Hanlar burada 1.sınıf ırk olarak görülüyor. Diğer taraftan, Pekin azınlıklara baskı uygulamıyor. Bunun en somut kanıtı, Hanlara tek çocuk zorunluluğu getirilmişken, azınlıklara bu kural uygulanmıyor.
“DOĞU TÜRKİSTAN” İSMİ NEREDEN GELİYOR ??
Uygur Türkleri tarih boyunca Çinlilerle birlikte yaşamışlar. Ve sadece iki kez bağımsız olmuşlar. Biri 1933-34’te “Doğu Türkistan İslâm Cumhuriyeti” adıyla.
Diğeri de Sovyetler Birliği’nin desteğiyle kurulan, 1944-49 arasında “Doğu Türkistan Cumhuriyeti” altında.
Her ikisi de Çin Halk Cumhuriyeti’nin işgaliyle son bulmuş.
1955’ten beri de Uygurlar kendilerinin “Doğu Türkistan” dediği, Çin’in ise “Sincan Uygur Özerk Bölgesi” diye tanıdığı özerk bölgede yaşıyorlar.
Pekin “Doğu Türkistan” ismine şiddetle karşı çıkıyor. Bunu Türkiye’nin Güneydoğu bölgesine “Kürdistan” denilmesiyle karşılaştırıyor.
PEKİ SİNCAN NEDEN ÖNEMLİ?
Çin’de en çok doğalgaz ve petrol bu bölgeden çıkıyor. Ve Sincan, tarihi İpek Yolu’nun en önemli geçiş noktası.

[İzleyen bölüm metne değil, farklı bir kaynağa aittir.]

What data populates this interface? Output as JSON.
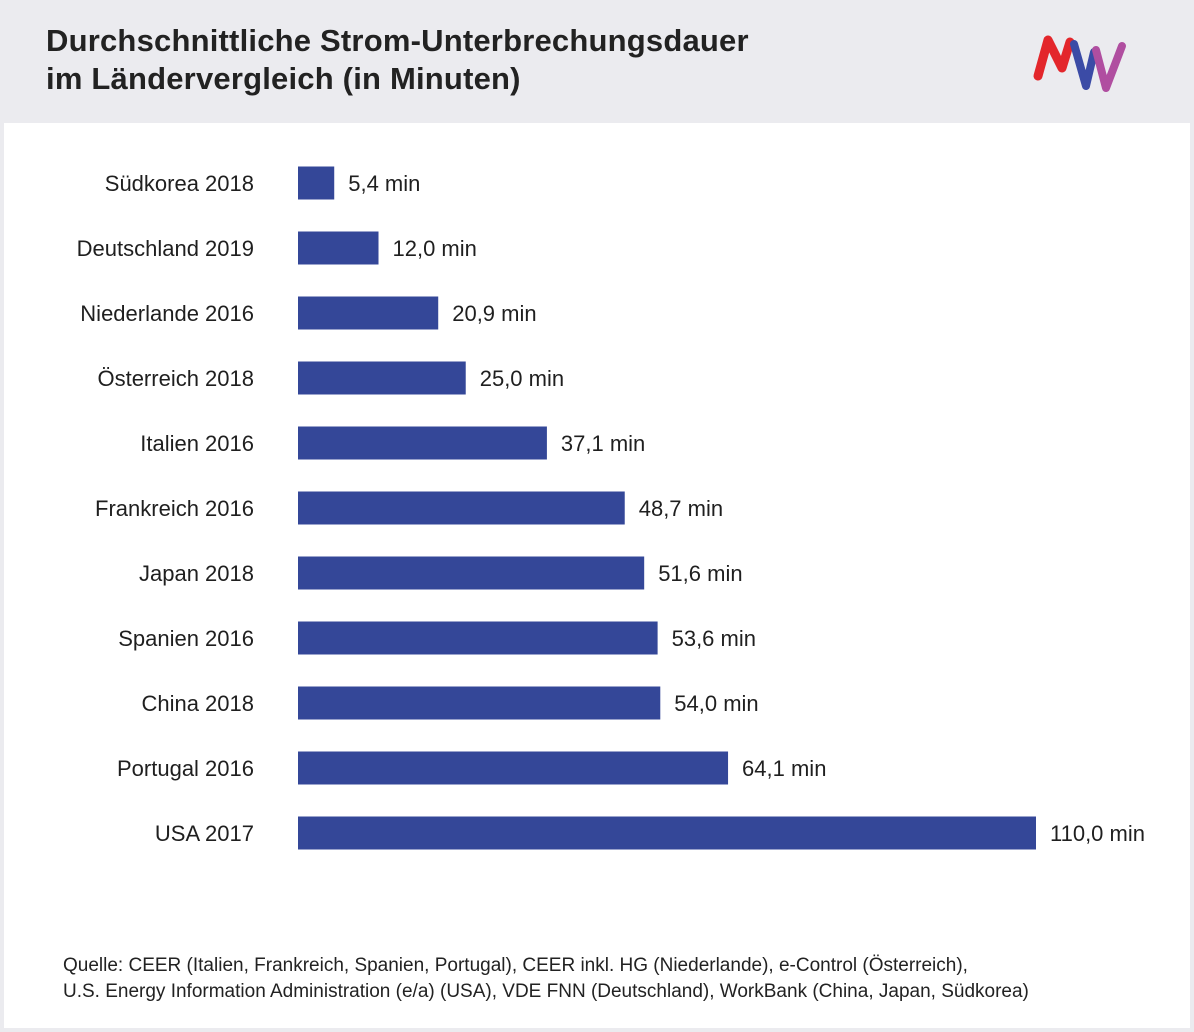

İPEK YOLU NEDEN HÂLÂ ÖNEMLİ?
Çünkü İpek Yolu tekrar canlanıyor.
Çin Devlet Başkanı Xi Jinping, bu projesini ilk 2013’te açıkladı. Buna göre, Çin’den başlayıp Anadolu ve Akdeniz’den geçerek Avrupa’ya ulaşan eski İpek Yolu’nu yeniden küresel bir ticaret hattı haline getirecek. Ve bu hat tam 65 ülkeyi kapsayacak.
Sadece karadan değil, denizden de geçecek. “Deniz İpek Yolu” Güney Çin Denizi’nden çıkıp Hint Okyanusu’nu aşacak. Kızıldeniz’den Akdeniz’e tırmanıp, Venedik’te bitecek.

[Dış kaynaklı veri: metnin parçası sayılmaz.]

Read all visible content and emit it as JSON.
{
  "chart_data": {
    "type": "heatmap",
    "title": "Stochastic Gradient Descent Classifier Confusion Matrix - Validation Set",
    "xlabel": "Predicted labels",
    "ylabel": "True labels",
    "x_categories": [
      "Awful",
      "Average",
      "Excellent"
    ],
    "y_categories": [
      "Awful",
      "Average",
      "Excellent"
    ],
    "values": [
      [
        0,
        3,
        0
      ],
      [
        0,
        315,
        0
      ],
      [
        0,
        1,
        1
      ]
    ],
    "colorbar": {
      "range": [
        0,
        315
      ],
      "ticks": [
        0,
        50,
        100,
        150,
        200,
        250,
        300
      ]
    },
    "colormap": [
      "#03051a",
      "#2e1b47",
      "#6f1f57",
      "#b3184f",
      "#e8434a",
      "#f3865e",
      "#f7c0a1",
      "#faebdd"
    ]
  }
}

Jinping bu iki projeyi ise “Bir Kuşak, Bir Yol” (One Belt, One Road) diye adlandırıyor.
UYGUR SORUNU NEDİR?
Uygur Sorunu, Çin’in Sincan Uygur Özerk Bölgesi’nde 1960’lı yıllardan beri devam eden dini-etnik bir çatışmadır.

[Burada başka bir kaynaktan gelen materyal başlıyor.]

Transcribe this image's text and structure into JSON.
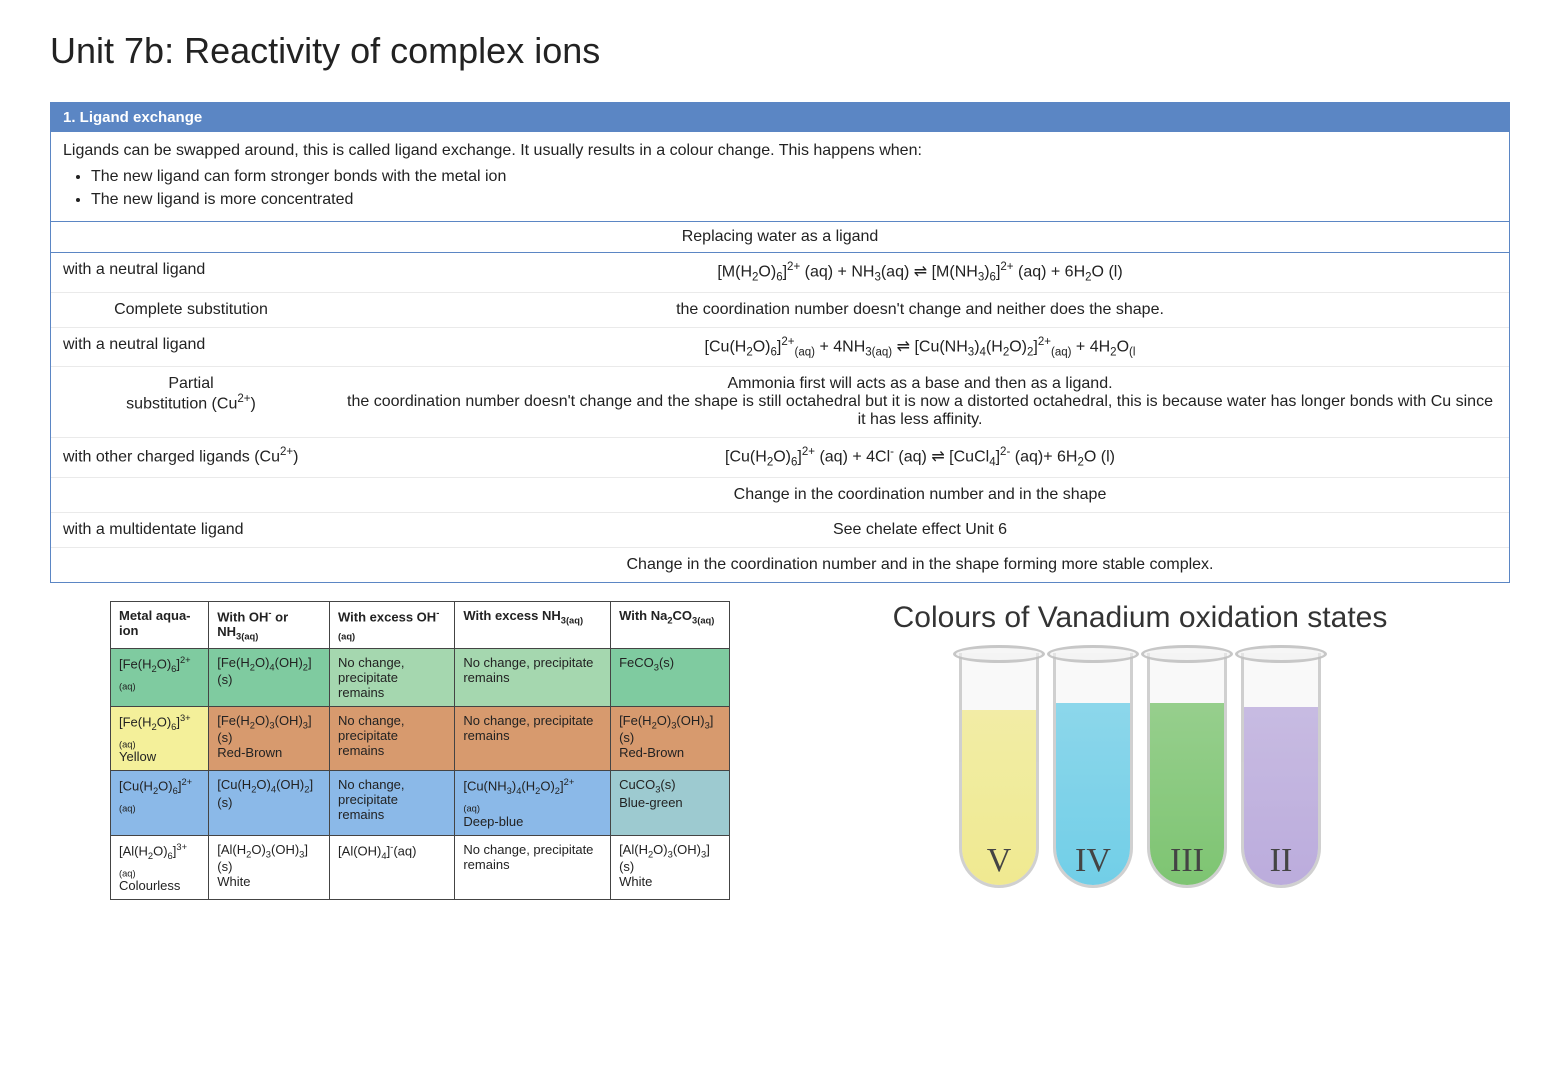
{
  "title": "Unit 7b: Reactivity of complex ions",
  "panel": {
    "header": "1. Ligand exchange",
    "intro_text": "Ligands can be swapped around, this is called ligand exchange.  It usually results in a colour change.   This happens when:",
    "bullets": [
      "The new ligand can form stronger bonds with the metal ion",
      "The new ligand is more concentrated"
    ],
    "subheader": "Replacing water as a ligand",
    "rows": [
      {
        "left": "with a neutral ligand",
        "right_html": "[M(H<sub>2</sub>O)<sub>6</sub>]<sup>2+</sup> (aq) + NH<sub>3</sub>(aq) &#8652; [M(NH<sub>3</sub>)<sub>6</sub>]<sup>2+</sup> (aq) + 6H<sub>2</sub>O (l)"
      },
      {
        "left_indent": "Complete substitution",
        "right": "the coordination number doesn't change and neither does the shape."
      },
      {
        "left": "with a neutral ligand",
        "right_html": "[Cu(H<sub>2</sub>O)<sub>6</sub>]<sup>2+</sup><sub>(aq)</sub> +  4NH<sub>3(aq)</sub> &#8652;  [Cu(NH<sub>3</sub>)<sub>4</sub>(H<sub>2</sub>O)<sub>2</sub>]<sup>2+</sup><sub>(aq)</sub>  + 4H<sub>2</sub>O<sub>(l</sub>"
      },
      {
        "left_indent_html": "Partial<br>substitution (Cu<sup>2+</sup>)",
        "right_html": "Ammonia first will acts as a base and then as a ligand.<br>the coordination number doesn't change and the shape is still octahedral but it is now a distorted octahedral, this is because water has longer bonds with Cu since it has less affinity."
      },
      {
        "left_html": "with other charged ligands (Cu<sup>2+</sup>)",
        "right_html": "[Cu(H<sub>2</sub>O)<sub>6</sub>]<sup>2+</sup> (aq) + 4Cl<sup>-</sup> (aq) &#8652; [CuCl<sub>4</sub>]<sup>2-</sup> (aq)+ 6H<sub>2</sub>O (l)"
      },
      {
        "left": "",
        "right": "Change in the coordination number and in the shape"
      },
      {
        "left": "with a multidentate ligand",
        "right": "See chelate effect Unit 6"
      },
      {
        "left": "",
        "right": "Change in the coordination number and in the shape forming more stable complex."
      }
    ]
  },
  "table": {
    "headers_html": [
      "Metal aqua-ion",
      "With OH<sup>-</sup> or NH<sub>3(aq)</sub>",
      "With excess OH<sup>-</sup><sub>(aq)</sub>",
      "With excess NH<sub>3(aq)</sub>",
      "With Na<sub>2</sub>CO<sub>3(aq)</sub>"
    ],
    "rows": [
      {
        "cells_html": [
          "[Fe(H<sub>2</sub>O)<sub>6</sub>]<sup>2+</sup> <sub>(aq)</sub>",
          "[Fe(H<sub>2</sub>O)<sub>4</sub>(OH)<sub>2</sub>] (s)",
          "No change, precipitate remains",
          "No change, precipitate remains",
          "FeCO<sub>3</sub>(s)"
        ],
        "classes": [
          "bg-green",
          "bg-green",
          "bg-green2",
          "bg-green2",
          "bg-green"
        ]
      },
      {
        "cells_html": [
          "[Fe(H<sub>2</sub>O)<sub>6</sub>]<sup>3+</sup> <sub>(aq)</sub><br>Yellow",
          "[Fe(H<sub>2</sub>O)<sub>3</sub>(OH)<sub>3</sub>] (s)<br>Red-Brown",
          "No change, precipitate remains",
          "No change, precipitate remains",
          "[Fe(H<sub>2</sub>O)<sub>3</sub>(OH)<sub>3</sub>] (s)<br>Red-Brown"
        ],
        "classes": [
          "bg-yellow",
          "bg-orange",
          "bg-orange",
          "bg-orange",
          "bg-orange"
        ]
      },
      {
        "cells_html": [
          "[Cu(H<sub>2</sub>O)<sub>6</sub>]<sup>2+</sup> <sub>(aq)</sub>",
          "[Cu(H<sub>2</sub>O)<sub>4</sub>(OH)<sub>2</sub>] (s)",
          "No change, precipitate remains",
          "[Cu(NH<sub>3</sub>)<sub>4</sub>(H<sub>2</sub>O)<sub>2</sub>]<sup>2+</sup><br><sub>(aq)</sub><br>Deep-blue",
          "CuCO<sub>3</sub>(s)<br>Blue-green"
        ],
        "classes": [
          "bg-blue",
          "bg-blue",
          "bg-blue",
          "bg-blue",
          "bg-bluegr"
        ]
      },
      {
        "cells_html": [
          "[Al(H<sub>2</sub>O)<sub>6</sub>]<sup>3+</sup> <sub>(aq)</sub><br>Colourless",
          "[Al(H<sub>2</sub>O)<sub>3</sub>(OH)<sub>3</sub>] (s)<br>White",
          "[Al(OH)<sub>4</sub>]<sup>-</sup>(aq)",
          "No change, precipitate remains",
          "[Al(H<sub>2</sub>O)<sub>3</sub>(OH)<sub>3</sub>] (s)<br>White"
        ],
        "classes": [
          "bg-white",
          "bg-white",
          "bg-white",
          "bg-white",
          "bg-white"
        ]
      }
    ]
  },
  "vanadium": {
    "title": "Colours of Vanadium oxidation states",
    "tubes": [
      {
        "label": "V",
        "liquid_color": "#f2e96a",
        "liquid_height": 175
      },
      {
        "label": "IV",
        "liquid_color": "#3dc2e6",
        "liquid_height": 182
      },
      {
        "label": "III",
        "liquid_color": "#4fb43e",
        "liquid_height": 182
      },
      {
        "label": "II",
        "liquid_color": "#a791d6",
        "liquid_height": 178
      }
    ]
  }
}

Uygurlar eskiden Sovyetler Birliği’nin desteğiyle kurulmuş olan Doğu Türkistan Cumhuriyeti’nin Çin tarafından 1949 yılında ilhak edildiğini ve halen Çin işgali altında bulunduklarını iddia etmektedir.
Ayrılıkçı hareketler, çeşitli milliyetçi ve İslamcı organizasyonlar tarafından örgütlenmektedirler.
1953 nüfus sayımına göre Doğu Türkistan’da nüfusun %75’ini Uygurlar, %6’sını ise Han Çinlileri oluşturmaktadır. 2000 yılına gelindiğinde ise nüfusun %40.57 si Han Çinlisi, %45.21 i ise Uygurlardan oluşmaktadır.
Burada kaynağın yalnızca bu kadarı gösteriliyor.